Mysten Labs and the case for a brand-new blockchain

October 3, 2022, 1:15 PM UTC
Sui Blockchain
The Sui blockchain aspires to deliver Ethereum-style capabilities but with better design and tools for scaling.
Courtesy of Mysten Labs

The crypto world is awash in blockchains—many of which serve no discernible purpose—and so when a new one comes along, I’m skeptical. Yet when I spoke with Adeniyi Abiodun, one of a team of Facebook vets who recently raised an eye-popping $300 million for a new chain, I was intrigued.

Abiodun is one of five veterans of Facebook’s ill-starred crypto project who left to found Mysten Labs, a company building something called the Sui blockchain that aspires to deliver Ethereum-style capabilities but with better design and tools for scaling. According to Abiodun, it’s “ludicrous” existing blockchains (including Ethereum) become much more expensive as more people use them—an inversion of the economies-of-scale model that powers Silicon Valley.

He describes these blockchain issues as the “throughput problem” and says the Sui blockchain has solved them by the same “object-based” programming that’s prevalent in other computer systems, including his former employers Oracle and Facebook, which are adept at handling millions or billions or users. I lack the computer science knowledge to offer a proper assessment, but the idea seems to be that this style of programming can eliminate transaction choke points—and soaring blockchain fees—by having activities take place in parallel across many realms. The upshot, according to Abiodun, is that the forthcoming Sui blockchain can address a surge in demand simply by adding more hardware while the cost stays the same. He says it’s the blockchain equivalent of going from dial-up internet to fiber.
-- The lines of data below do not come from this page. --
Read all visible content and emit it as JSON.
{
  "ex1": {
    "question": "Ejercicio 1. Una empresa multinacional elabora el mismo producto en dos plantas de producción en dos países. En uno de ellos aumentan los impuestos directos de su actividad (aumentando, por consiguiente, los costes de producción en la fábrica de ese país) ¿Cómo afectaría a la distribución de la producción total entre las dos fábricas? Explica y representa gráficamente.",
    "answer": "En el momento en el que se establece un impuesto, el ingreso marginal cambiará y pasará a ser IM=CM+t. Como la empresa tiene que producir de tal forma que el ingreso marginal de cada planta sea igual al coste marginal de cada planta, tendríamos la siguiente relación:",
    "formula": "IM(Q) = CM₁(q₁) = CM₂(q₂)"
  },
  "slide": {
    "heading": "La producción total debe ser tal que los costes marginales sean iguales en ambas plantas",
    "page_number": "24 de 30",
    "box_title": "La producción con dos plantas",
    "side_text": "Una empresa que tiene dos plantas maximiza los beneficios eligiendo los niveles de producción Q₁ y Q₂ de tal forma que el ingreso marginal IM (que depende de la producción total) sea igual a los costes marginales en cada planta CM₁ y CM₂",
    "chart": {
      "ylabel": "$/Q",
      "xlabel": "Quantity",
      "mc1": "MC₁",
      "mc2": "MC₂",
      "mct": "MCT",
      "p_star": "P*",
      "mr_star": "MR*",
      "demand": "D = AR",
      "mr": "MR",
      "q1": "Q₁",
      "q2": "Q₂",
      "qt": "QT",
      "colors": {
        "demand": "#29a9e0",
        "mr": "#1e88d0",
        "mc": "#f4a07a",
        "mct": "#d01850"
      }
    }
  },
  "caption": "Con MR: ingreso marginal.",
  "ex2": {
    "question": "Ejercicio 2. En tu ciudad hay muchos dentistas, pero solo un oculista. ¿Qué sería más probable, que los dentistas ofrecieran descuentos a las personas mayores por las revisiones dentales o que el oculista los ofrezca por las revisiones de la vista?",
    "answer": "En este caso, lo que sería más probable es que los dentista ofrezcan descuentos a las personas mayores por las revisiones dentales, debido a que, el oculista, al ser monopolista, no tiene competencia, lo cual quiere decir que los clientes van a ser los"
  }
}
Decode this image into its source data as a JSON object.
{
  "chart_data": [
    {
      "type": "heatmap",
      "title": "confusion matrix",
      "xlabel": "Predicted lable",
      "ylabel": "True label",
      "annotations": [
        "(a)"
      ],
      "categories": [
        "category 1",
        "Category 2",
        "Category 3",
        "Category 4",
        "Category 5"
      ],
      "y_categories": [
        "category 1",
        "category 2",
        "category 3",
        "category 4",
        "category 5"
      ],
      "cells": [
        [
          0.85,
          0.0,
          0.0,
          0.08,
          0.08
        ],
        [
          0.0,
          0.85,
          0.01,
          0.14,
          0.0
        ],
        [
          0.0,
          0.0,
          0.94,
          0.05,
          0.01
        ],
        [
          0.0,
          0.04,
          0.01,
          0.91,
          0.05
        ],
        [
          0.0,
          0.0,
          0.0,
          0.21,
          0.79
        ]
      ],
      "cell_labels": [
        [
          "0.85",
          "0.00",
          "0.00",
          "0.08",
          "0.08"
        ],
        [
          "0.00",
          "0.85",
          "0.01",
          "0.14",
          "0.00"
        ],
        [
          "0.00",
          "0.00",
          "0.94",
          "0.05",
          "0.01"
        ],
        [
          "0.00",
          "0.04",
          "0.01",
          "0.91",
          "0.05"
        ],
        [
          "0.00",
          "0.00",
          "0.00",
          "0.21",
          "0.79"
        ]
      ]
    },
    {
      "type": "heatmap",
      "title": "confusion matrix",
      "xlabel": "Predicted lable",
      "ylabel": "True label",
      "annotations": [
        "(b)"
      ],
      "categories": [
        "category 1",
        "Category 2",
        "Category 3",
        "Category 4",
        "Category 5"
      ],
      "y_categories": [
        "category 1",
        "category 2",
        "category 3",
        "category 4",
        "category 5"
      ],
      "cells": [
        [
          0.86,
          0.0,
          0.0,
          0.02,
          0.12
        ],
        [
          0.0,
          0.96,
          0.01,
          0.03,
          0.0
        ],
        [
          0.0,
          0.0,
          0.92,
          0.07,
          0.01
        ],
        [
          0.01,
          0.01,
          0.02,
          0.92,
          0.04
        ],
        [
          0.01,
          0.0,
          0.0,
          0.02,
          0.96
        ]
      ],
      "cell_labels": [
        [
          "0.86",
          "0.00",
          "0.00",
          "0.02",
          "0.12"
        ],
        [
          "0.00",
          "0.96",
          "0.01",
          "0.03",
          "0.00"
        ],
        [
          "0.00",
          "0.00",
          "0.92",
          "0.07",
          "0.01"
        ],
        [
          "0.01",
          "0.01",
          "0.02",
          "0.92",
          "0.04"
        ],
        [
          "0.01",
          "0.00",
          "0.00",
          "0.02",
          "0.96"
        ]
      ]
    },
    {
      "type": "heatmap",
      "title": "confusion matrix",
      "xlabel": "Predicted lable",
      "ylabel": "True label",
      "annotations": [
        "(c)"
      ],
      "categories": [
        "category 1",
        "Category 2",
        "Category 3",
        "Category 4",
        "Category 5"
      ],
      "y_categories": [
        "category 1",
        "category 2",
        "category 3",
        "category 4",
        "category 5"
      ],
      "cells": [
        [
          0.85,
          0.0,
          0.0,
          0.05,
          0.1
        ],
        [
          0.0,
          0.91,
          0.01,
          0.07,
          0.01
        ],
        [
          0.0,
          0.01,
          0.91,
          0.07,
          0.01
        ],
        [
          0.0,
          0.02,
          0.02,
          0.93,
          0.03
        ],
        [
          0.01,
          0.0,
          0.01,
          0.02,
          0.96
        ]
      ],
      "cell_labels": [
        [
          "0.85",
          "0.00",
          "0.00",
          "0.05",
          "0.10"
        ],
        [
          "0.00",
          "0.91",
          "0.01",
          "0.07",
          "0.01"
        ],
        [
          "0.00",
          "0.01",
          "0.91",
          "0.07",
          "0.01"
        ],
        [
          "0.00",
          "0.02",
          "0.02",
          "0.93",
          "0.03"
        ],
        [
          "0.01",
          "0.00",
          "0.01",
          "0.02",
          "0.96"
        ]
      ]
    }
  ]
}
Meanwhile, Abiodun says Sui is focusing on three killer apps: finance, digital commerce, and gaming. In the case of gaming, he says Mysten Labs is exploring partnerships with South Korean game giants to build blockchain-based experiences where fun is the first priority while token economics come later. He says this would amount to a reversal of the prominent crypto game Axie Infinity, which he derides as “a spreadsheet that looks like a game.”

I have no idea if any of this will come to pass, especially as earlier high-profile projects such as Dfinity and Polkadot raised huge buckets of money to deliver a faster, better blockchain experience and have so far had little to show for it. But as Abiodun notes, blockchain technology has changed little over the past five years, and the market may be ready for something like Sui whose primary focus is excellent user design and whose costs decline the more people use it. We’ll see. In the meantime, find our rapid roundup of the latest crypto news below.

Jeff John Roberts


If you can’t beat ’em, join ’em: After criticizing FTX’s proposal to let traders cut out middlemen and post collateral directly to CME’s Bitcoin futures exchange, CME is floating a similar service of its own.
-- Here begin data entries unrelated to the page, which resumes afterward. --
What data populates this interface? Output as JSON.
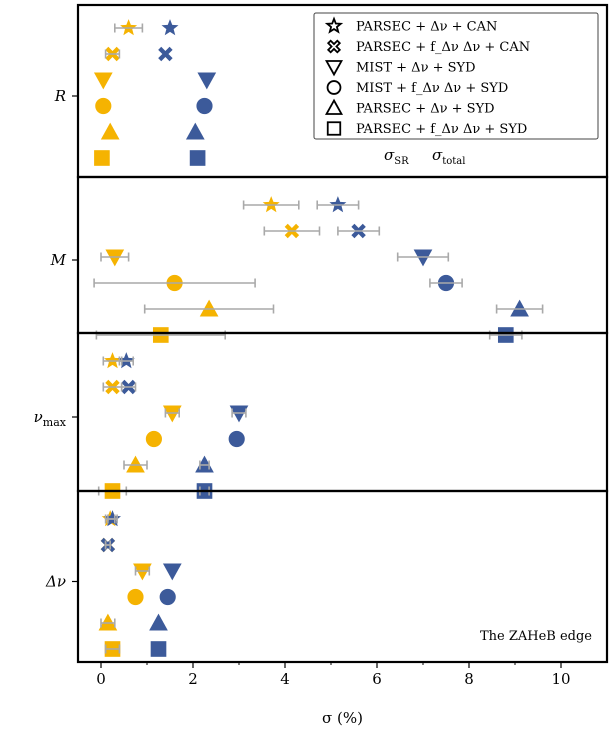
{
  "chart_data": {
    "type": "scatter",
    "subtype": "dot-plot with error bars, four stacked panels",
    "xlabel": "σ (%)",
    "xlim": [
      -0.5,
      11
    ],
    "xticks": [
      0,
      2,
      4,
      6,
      8,
      10
    ],
    "grid": false,
    "annotation": "The ZAHeB edge",
    "color_key": [
      {
        "label": "σ_SR",
        "color": "#f5b301"
      },
      {
        "label": "σ_total",
        "color": "#3c5a9a"
      }
    ],
    "error_bar_color": "#a9a9a9",
    "legend_position": "top-right",
    "legend": [
      {
        "marker": "star",
        "label": "PARSEC + Δν + CAN"
      },
      {
        "marker": "x",
        "label": "PARSEC + f_Δν Δν + CAN"
      },
      {
        "marker": "triangle-down",
        "label": "MIST + Δν + SYD"
      },
      {
        "marker": "circle",
        "label": "MIST + f_Δν Δν + SYD"
      },
      {
        "marker": "triangle-up",
        "label": "PARSEC + Δν + SYD"
      },
      {
        "marker": "square",
        "label": "PARSEC + f_Δν Δν + SYD"
      }
    ],
    "panels": [
      {
        "label": "R",
        "points": [
          {
            "marker": "star",
            "sr": 0.6,
            "sr_err": 0.3,
            "total": 1.5,
            "total_err": 0.0
          },
          {
            "marker": "x",
            "sr": 0.25,
            "sr_err": 0.15,
            "total": 1.4,
            "total_err": 0.0
          },
          {
            "marker": "triangle-down",
            "sr": 0.05,
            "sr_err": 0.0,
            "total": 2.3,
            "total_err": 0.0
          },
          {
            "marker": "circle",
            "sr": 0.05,
            "sr_err": 0.0,
            "total": 2.25,
            "total_err": 0.0
          },
          {
            "marker": "triangle-up",
            "sr": 0.2,
            "sr_err": 0.0,
            "total": 2.05,
            "total_err": 0.0
          },
          {
            "marker": "square",
            "sr": 0.02,
            "sr_err": 0.0,
            "total": 2.1,
            "total_err": 0.0
          }
        ]
      },
      {
        "label": "M",
        "points": [
          {
            "marker": "star",
            "sr": 3.7,
            "sr_err": 0.6,
            "total": 5.15,
            "total_err": 0.45
          },
          {
            "marker": "x",
            "sr": 4.15,
            "sr_err": 0.6,
            "total": 5.6,
            "total_err": 0.45
          },
          {
            "marker": "triangle-down",
            "sr": 0.3,
            "sr_err": 0.3,
            "total": 7.0,
            "total_err": 0.55
          },
          {
            "marker": "circle",
            "sr": 1.6,
            "sr_err": 1.75,
            "total": 7.5,
            "total_err": 0.35
          },
          {
            "marker": "triangle-up",
            "sr": 2.35,
            "sr_err": 1.4,
            "total": 9.1,
            "total_err": 0.5
          },
          {
            "marker": "square",
            "sr": 1.3,
            "sr_err": 1.4,
            "total": 8.8,
            "total_err": 0.35
          }
        ]
      },
      {
        "label": "ν_max",
        "points": [
          {
            "marker": "star",
            "sr": 0.25,
            "sr_err": 0.2,
            "total": 0.55,
            "total_err": 0.15
          },
          {
            "marker": "x",
            "sr": 0.25,
            "sr_err": 0.2,
            "total": 0.6,
            "total_err": 0.15
          },
          {
            "marker": "triangle-down",
            "sr": 1.55,
            "sr_err": 0.15,
            "total": 3.0,
            "total_err": 0.15
          },
          {
            "marker": "circle",
            "sr": 1.15,
            "sr_err": 0.0,
            "total": 2.95,
            "total_err": 0.0
          },
          {
            "marker": "triangle-up",
            "sr": 0.75,
            "sr_err": 0.25,
            "total": 2.25,
            "total_err": 0.1
          },
          {
            "marker": "square",
            "sr": 0.25,
            "sr_err": 0.3,
            "total": 2.25,
            "total_err": 0.1
          }
        ]
      },
      {
        "label": "Δν",
        "points": [
          {
            "marker": "star",
            "sr": 0.2,
            "sr_err": 0.1,
            "total": 0.25,
            "total_err": 0.1
          },
          {
            "marker": "x",
            "sr": 0.15,
            "sr_err": 0.05,
            "total": 0.15,
            "total_err": 0.05
          },
          {
            "marker": "triangle-down",
            "sr": 0.9,
            "sr_err": 0.15,
            "total": 1.55,
            "total_err": 0.0
          },
          {
            "marker": "circle",
            "sr": 0.75,
            "sr_err": 0.0,
            "total": 1.45,
            "total_err": 0.0
          },
          {
            "marker": "triangle-up",
            "sr": 0.15,
            "sr_err": 0.15,
            "total": 1.25,
            "total_err": 0.0
          },
          {
            "marker": "square",
            "sr": 0.25,
            "sr_err": 0.15,
            "total": 1.25,
            "total_err": 0.0
          }
        ]
      }
    ]
  }
}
The founder of Celsius Networks withdrew $10 million for himself in May—only weeks before the company froze customer accounts and soon after declaring bankruptcy.

This weekend’s F1 race in Singapore featured no crypto ads around the track, likely as a result of regulatory scrutiny, though cars and drivers’ uniforms still showed the ads.

Solana suffered another major outage late Friday night, apparently because of a faulty node.

Ethereum creator Vitalik Buterin discussed his new book of essays and the idea of decentralized governance with popular columnist and podcast host Ezra Klein.


A Zillow listing for a “Crypto House.” Your guess is as good as ours.